Start the main catalog and set your private ID_KEY::

   id_key = 'TEST_ID'
   maindb, tkeys = spbu.start_maindb(id_key)

This sets a global variable within specdb.build.utils

Grab Files
----------

The grab_files() method searches through a given branch to find
all FITS files and a meta parameter file.  By default, the code
ignores any files with the following extensions:
'c.fits', 'C.fits', 'e.fits', 'E.fits', 'N.fits', 'old.fits'.

Here is an example call::

   branch = specdb.__path__[0]+'/data/test_privateDB/ESI/'
   flux_files, meta_file, custom_meta_table = pbuild.grab_files(branch)


Meta
----

From the list of FITS files, a META table is generated.
The redshift table must be supplied (as an astropy Table).
Here is an example call::

   meta = pbuild.mk_meta(flux_files, ztbl, fname=True, mdict=mdict, parse_head=pdict, skip_badz=True)

The *fname* flag indicates that the RA/DEC are to be parsed
from the FITS filename.  The *skip_badz* flag allows the code
to skip sources that are not cross-matched to redshift table
(instead of terminating).


Add Groups and IDs
------------------

Update the main catalog and fiddle about with a few tags in the
meta table.  Also update the group dict::

   gdict = {}
   flag_g = spbu.add_to_group_dict('COS', gdict)
   maindb = pbuild.add_ids(maindb, meta, flag_g, tkeys, id_key, first=(flag_g==1))

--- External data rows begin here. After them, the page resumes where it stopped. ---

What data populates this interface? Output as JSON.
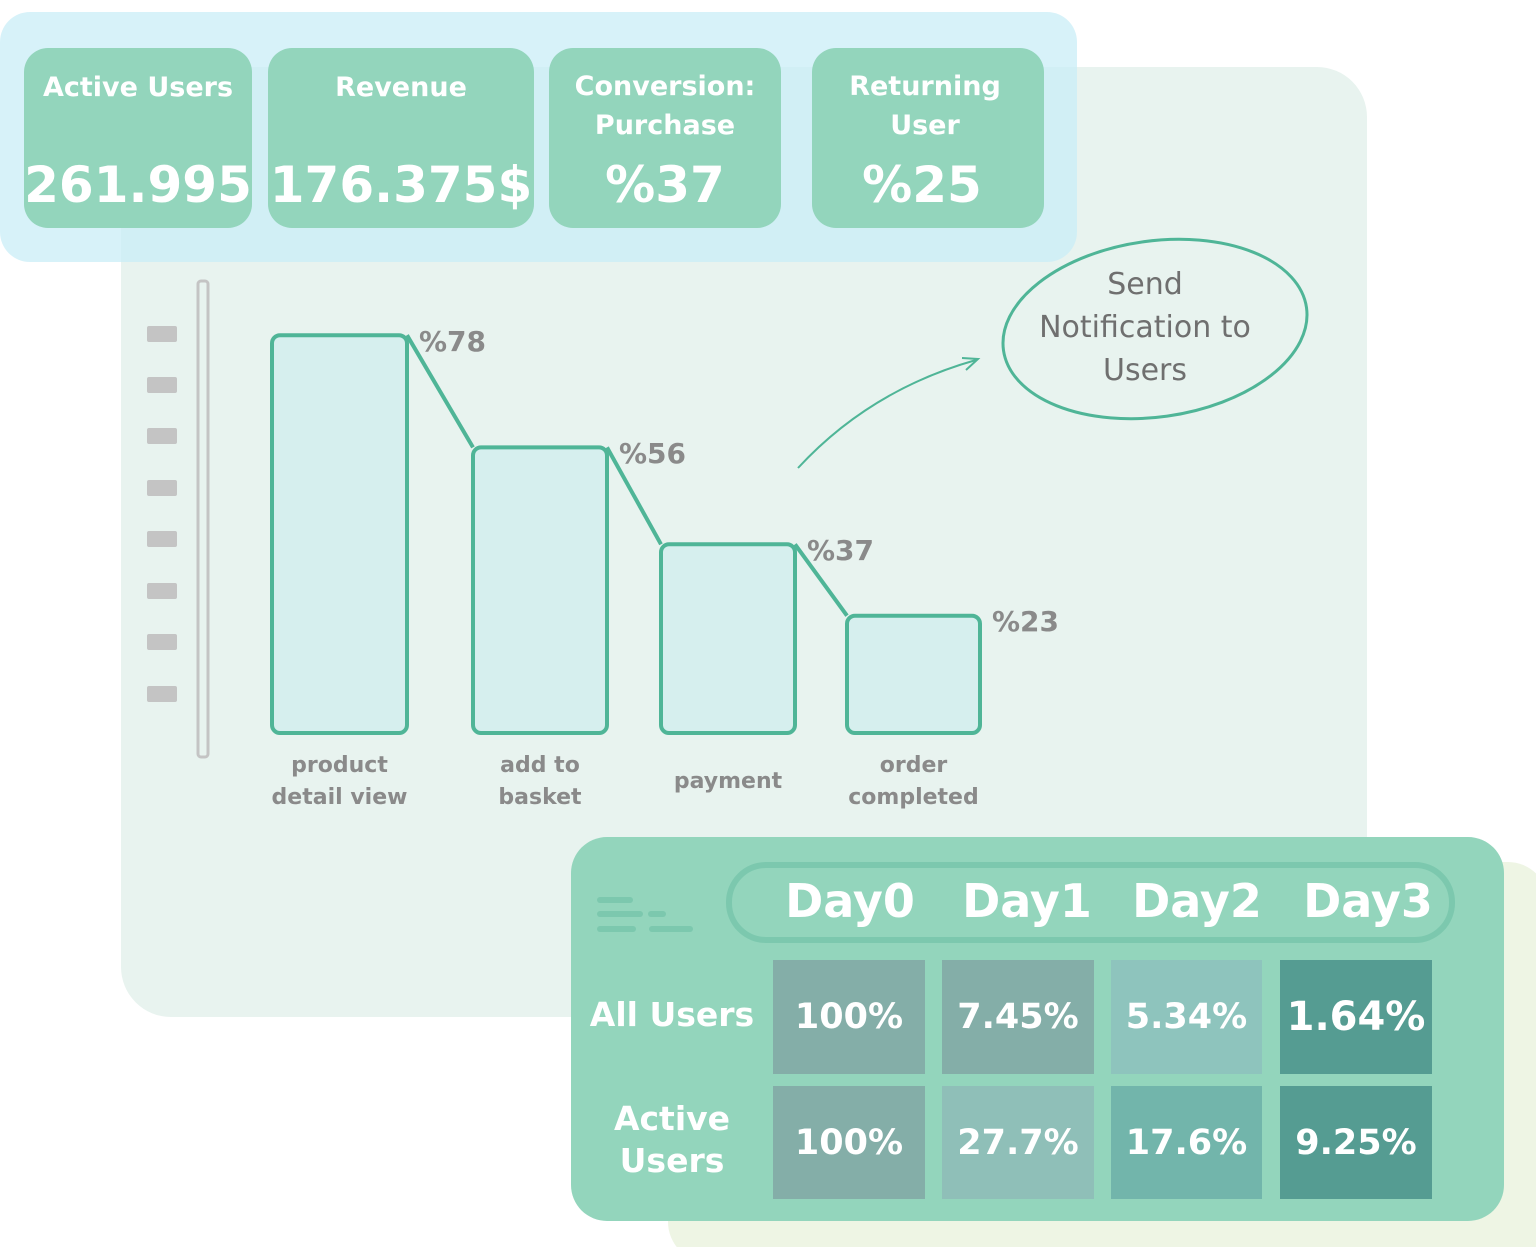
{
  "kpis": [
    {
      "label": "Active Users",
      "value": "261.995"
    },
    {
      "label": "Revenue",
      "value": "176.375$"
    },
    {
      "label": "Conversion: Purchase",
      "value": "%37"
    },
    {
      "label": "Returning User",
      "value": "%25"
    }
  ],
  "chart_data": {
    "type": "bar",
    "categories": [
      "product detail view",
      "add to basket",
      "payment",
      "order completed"
    ],
    "values": [
      78,
      56,
      37,
      23
    ],
    "value_labels": [
      "%78",
      "%56",
      "%37",
      "%23"
    ],
    "color": "#d6efee"
  },
  "annotation": "Send Notification to Users",
  "table": {
    "columns": [
      "Day0",
      "Day1",
      "Day2",
      "Day3"
    ],
    "rows": [
      {
        "label": "All Users",
        "cells": [
          "100%",
          "7.45%",
          "5.34%",
          "1.64%"
        ]
      },
      {
        "label": "Active Users",
        "cells": [
          "100%",
          "27.7%",
          "17.6%",
          "9.25%"
        ]
      }
    ]
  }
}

The group dict is eventually written to the HDF5 file.

Ingest Spectra
--------------

The ingest_spectra() method loops through the spectral files,
reads each, and populates a hdf5 dataset.  It also converts
the meta table into a separate, parallel hdf5 dataset.

Here is an example::

   hdf = h5py.File('tmp.hdf5','w')
   pbuild.ingest_spectra(hdf, 'test', meta, max_npix=50000)


Finish
------

Before writing, the code tests whether the meta data tables
can be stacked using the specdb.utils.clean_vstack() method.
This may be required for queries of the meta data and spectra
extraction.  The code will hit a pdb.set_trace() if this fails.

Write the catalog and close the HDF5 file.::

   zpri = [str('SDSS'), str('BOSS')]
   pbuild.write_hdf(hdf, 'TEST_DB', maindb, zpri, gdict, 'v01')

Also writes the creation date and sets the version.
*zpri* is a list of strings indicating the priority given to
redshift assignment.